In sostanza occorrono 60 anni di età e 36 di contributi o anche 61 e 35 e una volta raggiunti i requisiti bisogna aspettare ancora 12 mesi previsti dalla ”finestra mobile” introdotta con la manovra di luglio arrivando quindi almeno a 61 anni.

Fino a fine dicembre 2010 è sufficiente quota 95 con almeno 59 anni d’età.

Età e anzianità lavorativa per gli autonomi:

i lavoratori autonomi andranno in pensione di anzianità con quota 97 e almeno 61 anni di età.

Dovranno però attendere i 18 mesi previsti dalla finestra mobile introdotta dalla manovra di luglio. Quindi, in realtà, per gli autonomi sono necessari minimo 62 anni e mezzo (come per i collaboratori a progetto).

Pensione di vecchiaia:

la finestra mobile si applica anche alla pensione di vecchiaia (65 anni gli uomini, 60 le donne): si andrà, quindi, in pensione di vecchiaia con almeno 61 anni le donne e 66 gli uomini.

Donne e peculiarità per il pubblico impiego:

le nuove regole di fatto cancellano la pensione di anzianità per le lavoratrici del settore privato che potranno uscire dal lavoro dopo i 60 anni, come per la pensione di vecchiaia.

Le impiegate nel settore pubblico dal 2011 dovranno rispettare un requisito anagrafico per la vecchiaia di 61 anni ( che diventa 65 dal 2012). Sarà per loro ancora possibile l’uscita anticipata per anzianità con 60 anni di età e 36 di contributi.

In ogni caso per entrambe le categorie si applicherà la finestra mobile e quindi un anno di attesa una volta raggiunti i requisiti anagrafici e contributivi.

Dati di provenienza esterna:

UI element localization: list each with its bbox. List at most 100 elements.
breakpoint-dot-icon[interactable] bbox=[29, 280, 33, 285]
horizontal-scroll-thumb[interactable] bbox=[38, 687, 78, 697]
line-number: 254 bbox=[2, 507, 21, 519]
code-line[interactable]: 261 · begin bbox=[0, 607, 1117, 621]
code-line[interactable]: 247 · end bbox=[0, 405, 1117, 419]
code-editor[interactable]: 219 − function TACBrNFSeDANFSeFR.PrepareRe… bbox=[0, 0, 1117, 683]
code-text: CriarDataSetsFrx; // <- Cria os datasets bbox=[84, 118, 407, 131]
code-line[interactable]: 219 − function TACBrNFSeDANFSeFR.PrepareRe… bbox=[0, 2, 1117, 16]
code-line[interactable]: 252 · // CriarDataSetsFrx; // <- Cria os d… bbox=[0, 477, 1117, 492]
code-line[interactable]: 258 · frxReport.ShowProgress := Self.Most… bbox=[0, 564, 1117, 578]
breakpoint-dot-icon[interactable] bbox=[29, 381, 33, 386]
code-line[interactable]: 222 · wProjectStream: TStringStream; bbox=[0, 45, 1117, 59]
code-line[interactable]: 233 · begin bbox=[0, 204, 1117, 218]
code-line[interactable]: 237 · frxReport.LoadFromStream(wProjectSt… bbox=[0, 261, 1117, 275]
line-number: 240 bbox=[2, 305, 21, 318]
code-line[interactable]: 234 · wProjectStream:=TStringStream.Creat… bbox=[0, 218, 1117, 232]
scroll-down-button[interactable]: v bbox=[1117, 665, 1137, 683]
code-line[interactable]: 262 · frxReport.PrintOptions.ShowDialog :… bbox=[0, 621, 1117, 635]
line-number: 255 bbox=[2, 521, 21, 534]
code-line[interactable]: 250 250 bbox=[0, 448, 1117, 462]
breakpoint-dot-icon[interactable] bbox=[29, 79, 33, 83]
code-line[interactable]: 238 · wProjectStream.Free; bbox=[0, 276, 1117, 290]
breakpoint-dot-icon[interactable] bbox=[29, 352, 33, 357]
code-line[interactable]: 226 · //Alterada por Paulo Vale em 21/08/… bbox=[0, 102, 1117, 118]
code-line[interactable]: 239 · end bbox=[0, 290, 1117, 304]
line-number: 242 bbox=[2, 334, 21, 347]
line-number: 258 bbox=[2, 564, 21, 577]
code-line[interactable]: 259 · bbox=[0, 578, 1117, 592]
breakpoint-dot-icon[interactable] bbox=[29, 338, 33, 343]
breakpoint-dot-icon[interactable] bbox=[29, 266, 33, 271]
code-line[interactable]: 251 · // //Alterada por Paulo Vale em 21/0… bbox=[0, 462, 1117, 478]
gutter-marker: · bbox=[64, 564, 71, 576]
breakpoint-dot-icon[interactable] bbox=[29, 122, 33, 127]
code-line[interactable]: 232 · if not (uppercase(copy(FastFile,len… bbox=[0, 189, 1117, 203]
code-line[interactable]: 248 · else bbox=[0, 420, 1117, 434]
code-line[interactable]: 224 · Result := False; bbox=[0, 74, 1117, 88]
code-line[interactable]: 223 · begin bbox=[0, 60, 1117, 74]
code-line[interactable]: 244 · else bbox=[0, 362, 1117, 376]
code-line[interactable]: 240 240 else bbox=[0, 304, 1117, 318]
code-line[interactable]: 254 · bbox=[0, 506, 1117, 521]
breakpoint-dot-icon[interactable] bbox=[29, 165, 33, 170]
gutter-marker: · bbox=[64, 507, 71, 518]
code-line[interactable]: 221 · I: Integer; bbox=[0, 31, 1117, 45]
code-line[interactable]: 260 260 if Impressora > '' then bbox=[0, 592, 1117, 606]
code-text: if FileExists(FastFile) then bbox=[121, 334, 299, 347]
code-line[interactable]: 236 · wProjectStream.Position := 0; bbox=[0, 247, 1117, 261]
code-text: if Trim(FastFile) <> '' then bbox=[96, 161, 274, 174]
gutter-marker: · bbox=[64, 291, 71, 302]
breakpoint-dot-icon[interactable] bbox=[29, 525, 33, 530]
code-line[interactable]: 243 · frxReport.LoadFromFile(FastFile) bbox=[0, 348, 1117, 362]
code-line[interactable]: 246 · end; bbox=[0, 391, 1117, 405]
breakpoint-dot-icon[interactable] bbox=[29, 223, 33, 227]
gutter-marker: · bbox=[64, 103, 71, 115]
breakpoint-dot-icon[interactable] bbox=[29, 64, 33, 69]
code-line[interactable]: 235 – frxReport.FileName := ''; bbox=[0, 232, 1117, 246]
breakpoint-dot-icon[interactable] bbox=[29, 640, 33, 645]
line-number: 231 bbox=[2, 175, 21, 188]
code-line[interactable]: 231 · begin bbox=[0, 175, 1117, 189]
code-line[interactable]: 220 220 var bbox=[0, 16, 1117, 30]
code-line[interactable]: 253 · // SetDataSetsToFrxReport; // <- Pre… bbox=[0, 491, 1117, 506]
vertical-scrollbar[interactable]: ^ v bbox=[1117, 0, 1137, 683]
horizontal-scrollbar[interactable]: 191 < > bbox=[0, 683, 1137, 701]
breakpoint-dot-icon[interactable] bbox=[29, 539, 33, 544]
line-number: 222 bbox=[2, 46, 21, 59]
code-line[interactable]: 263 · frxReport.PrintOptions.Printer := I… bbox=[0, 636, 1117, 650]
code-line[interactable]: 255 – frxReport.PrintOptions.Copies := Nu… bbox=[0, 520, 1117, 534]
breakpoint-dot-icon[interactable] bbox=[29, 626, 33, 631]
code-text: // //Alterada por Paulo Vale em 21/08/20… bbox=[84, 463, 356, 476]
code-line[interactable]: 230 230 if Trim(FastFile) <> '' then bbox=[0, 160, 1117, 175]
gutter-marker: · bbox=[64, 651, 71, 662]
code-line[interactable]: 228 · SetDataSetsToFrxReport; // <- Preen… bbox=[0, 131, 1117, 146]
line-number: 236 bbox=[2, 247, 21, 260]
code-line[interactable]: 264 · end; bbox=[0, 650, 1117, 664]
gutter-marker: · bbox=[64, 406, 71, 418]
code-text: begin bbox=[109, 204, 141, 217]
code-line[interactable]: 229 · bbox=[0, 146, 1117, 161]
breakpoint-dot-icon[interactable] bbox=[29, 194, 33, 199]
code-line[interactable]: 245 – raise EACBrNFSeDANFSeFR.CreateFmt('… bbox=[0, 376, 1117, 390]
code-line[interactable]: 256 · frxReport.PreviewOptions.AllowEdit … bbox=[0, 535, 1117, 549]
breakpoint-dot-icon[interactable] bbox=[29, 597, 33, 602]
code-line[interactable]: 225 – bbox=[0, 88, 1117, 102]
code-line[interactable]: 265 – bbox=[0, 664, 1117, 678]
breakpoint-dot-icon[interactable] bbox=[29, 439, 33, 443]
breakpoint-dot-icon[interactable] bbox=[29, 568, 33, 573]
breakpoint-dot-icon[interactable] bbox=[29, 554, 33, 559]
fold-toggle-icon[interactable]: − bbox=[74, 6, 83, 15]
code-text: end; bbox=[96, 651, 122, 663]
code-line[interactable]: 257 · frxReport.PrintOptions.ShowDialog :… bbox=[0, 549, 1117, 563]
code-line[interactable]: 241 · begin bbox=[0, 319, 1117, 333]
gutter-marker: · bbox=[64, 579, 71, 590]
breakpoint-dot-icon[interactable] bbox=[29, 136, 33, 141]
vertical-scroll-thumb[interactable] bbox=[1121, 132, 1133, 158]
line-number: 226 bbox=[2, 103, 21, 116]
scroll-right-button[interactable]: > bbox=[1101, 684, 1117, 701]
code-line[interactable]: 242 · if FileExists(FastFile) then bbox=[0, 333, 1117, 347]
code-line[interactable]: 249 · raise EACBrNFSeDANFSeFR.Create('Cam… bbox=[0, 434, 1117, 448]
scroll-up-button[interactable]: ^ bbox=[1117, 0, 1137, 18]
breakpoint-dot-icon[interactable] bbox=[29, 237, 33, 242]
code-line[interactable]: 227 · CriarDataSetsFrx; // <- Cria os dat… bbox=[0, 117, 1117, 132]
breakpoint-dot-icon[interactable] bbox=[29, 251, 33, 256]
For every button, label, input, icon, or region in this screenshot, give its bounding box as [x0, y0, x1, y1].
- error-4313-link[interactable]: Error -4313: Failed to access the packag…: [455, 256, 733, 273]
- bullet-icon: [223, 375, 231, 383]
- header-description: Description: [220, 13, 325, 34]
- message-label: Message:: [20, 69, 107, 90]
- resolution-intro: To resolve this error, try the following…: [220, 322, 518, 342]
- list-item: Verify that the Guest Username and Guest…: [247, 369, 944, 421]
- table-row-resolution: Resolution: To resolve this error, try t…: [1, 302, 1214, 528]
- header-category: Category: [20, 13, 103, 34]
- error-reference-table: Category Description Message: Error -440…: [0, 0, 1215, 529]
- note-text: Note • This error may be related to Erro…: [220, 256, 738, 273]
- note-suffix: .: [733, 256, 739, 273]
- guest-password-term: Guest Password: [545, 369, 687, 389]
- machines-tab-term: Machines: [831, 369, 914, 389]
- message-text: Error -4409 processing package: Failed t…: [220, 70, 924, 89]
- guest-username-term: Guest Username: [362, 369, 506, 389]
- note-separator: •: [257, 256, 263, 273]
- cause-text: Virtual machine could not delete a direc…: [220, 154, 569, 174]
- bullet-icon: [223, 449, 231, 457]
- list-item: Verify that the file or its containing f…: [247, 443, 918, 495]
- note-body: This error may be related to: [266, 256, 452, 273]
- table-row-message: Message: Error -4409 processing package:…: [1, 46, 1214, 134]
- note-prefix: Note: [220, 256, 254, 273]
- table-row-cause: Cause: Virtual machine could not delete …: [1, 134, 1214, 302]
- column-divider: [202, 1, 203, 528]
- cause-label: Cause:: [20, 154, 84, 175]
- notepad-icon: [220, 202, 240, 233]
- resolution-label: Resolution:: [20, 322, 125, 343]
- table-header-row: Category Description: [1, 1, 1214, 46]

Anzianità con 40 anni di contributi:

resta possibile usufruire della pensione di anzianità con almento 40 anni di contributi e indipendentemente dall’età anagrafica. Resta ferma l’attesa dei 12 mesi prevista dalla finestra mobile.

Le norme sull’uscita mobile non riguardano i lavoratori che maturano i requisiti entro dicembre 2010: essi potranno andare in pensione anche l’anno prossimo con le precedenti finestre (gennaio e luglio).

In previsione di questa riforma il numero di pensioni di anzianità in quasi un anno nel nostro paese è lievitato del 54%.

Da gennaio ad ottobre di quest’anno le uscite anticipate rispetto all’età di vecchiaia sono state 155.440, in netto aumento rispetto alle 100.880 pensioni liquidate nel 2009. La maggior parte di queste riguardano lavoratori dipendenti, +71% rispetto al 2009.